Trump’s not preparing much for historic criminal trials, lawyer Alina Habba says

Donald Trump is so confident in the outcomes of the four criminal cases against him, he’s not preparing much for the trials, one of his lawyers claimed Sunday.

Echoing the former president’s trademark bluster, attorney Alina Habba said he doesn’t need to prep much for trials looming across the country as his reelection campaign revs up.

“If it was a normal person … I could understand the concern,” Habba told “Fox News Sunday” when asked what Trump is doing to get ready. “President Trump is not your average person. He’s incredibly intelligent and he knows the ropes.

“What is he going to have to be prepped for, the truth? You don’t have to prep much when you’ve done nothing wrong, so that I’m not concerned with.”

Since March, Trump has been indicted in Manhattan over his hush-money payments to porn star Stormy Daniels, in Florida on his handling of classified documents, in Washington on charges he illegally tried to overturn the 2020 presidential election and in Georgia over alleged election interference there. Trump has denied all the charges.

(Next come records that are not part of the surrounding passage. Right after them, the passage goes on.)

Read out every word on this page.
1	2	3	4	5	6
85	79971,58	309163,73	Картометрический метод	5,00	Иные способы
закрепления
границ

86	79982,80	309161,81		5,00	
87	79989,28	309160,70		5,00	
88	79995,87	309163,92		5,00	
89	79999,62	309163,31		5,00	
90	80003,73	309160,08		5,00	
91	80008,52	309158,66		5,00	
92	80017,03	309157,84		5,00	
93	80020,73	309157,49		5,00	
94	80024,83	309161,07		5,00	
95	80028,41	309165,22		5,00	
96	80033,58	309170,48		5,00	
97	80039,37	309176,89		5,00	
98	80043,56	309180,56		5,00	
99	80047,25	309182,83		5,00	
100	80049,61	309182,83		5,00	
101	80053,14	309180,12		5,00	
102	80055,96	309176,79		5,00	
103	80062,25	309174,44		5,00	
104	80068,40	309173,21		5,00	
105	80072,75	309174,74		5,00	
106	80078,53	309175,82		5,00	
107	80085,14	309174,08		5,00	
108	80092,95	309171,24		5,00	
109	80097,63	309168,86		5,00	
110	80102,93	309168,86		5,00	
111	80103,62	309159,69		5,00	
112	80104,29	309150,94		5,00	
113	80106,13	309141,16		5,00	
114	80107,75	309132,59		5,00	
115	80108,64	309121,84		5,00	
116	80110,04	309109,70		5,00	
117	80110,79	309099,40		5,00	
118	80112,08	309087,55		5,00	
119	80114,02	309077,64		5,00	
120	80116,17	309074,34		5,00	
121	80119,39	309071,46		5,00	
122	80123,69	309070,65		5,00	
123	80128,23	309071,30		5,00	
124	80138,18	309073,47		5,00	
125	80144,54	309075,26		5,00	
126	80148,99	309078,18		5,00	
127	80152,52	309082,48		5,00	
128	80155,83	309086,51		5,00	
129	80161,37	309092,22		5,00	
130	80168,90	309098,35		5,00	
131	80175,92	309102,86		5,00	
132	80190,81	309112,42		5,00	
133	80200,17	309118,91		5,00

Habba repeated Trump’s claims that the cases are aimed at preventing his return to the White House, but said he was unlikely to face multiple trials at the same time.

“These trial dates also are going to move,” she predicted. “It’s unrealistic, it’s theatrics and no judge is going to say that you can be on two trials at once in two different states.”

The first trial in the Georgia case, in which 18 others were indicted, is set for October. The Manhattan trial has been scheduled to start in March, although Manhattan District Attorney Alvin Bragg has voiced willingness to push it back if there’s a conflict with another criminal case.

Trump’s most recent indictment, Thursday in Georgia, has proven to be a boon for his campaign, in which he was already far ahead of the pack of GOP candidates.

The night that he was booked on 13 charges at Fulton County jail, he blasted out his mug shot and used it to raise funds.

“It will be the single most powerful photo in the history of online fundraising,” a Trump campaign staffer crowed to CNBC at the time.

As of Saturday, he’d raised $7.1 million off the mug shot, according to his campaign. It had been selling a variety merchandise like T-shirts and coffee mugs featuring his glowering face.

With a majority of Republicans still backing Trump for office, his GOP opponents have had to walk a fine line between defending the former president in terms of the criminal cases and arguing they could do a better job than him in the White House.

Most of them raised their hands when asked at last week’s presidential debate whether they would support Trump even if he’s convicted.

That seemed to disappoint candidate Asa Hutchinson, the former governor of Arkansas.

“I was surprised at that. That didn’t seem to be a difficult question to me,” he told CNN’s “State of the Union” on Sunday.

While criticizing the prosecutions, Habba praised the Republican-led House Judiciary Committee for opening an investigation into Fulton County District Attorney Fani Willis, who is bringing the Georgia case against Trump. She said Special Counsel Jack Smith, who is leading the cases in Florida and Washington, should be probed, too.

“It’s definitely political,” Habba said. “They intentionally waited years and years and years for something that happened to bring it now when he is the leading candidate for the Republican Party.”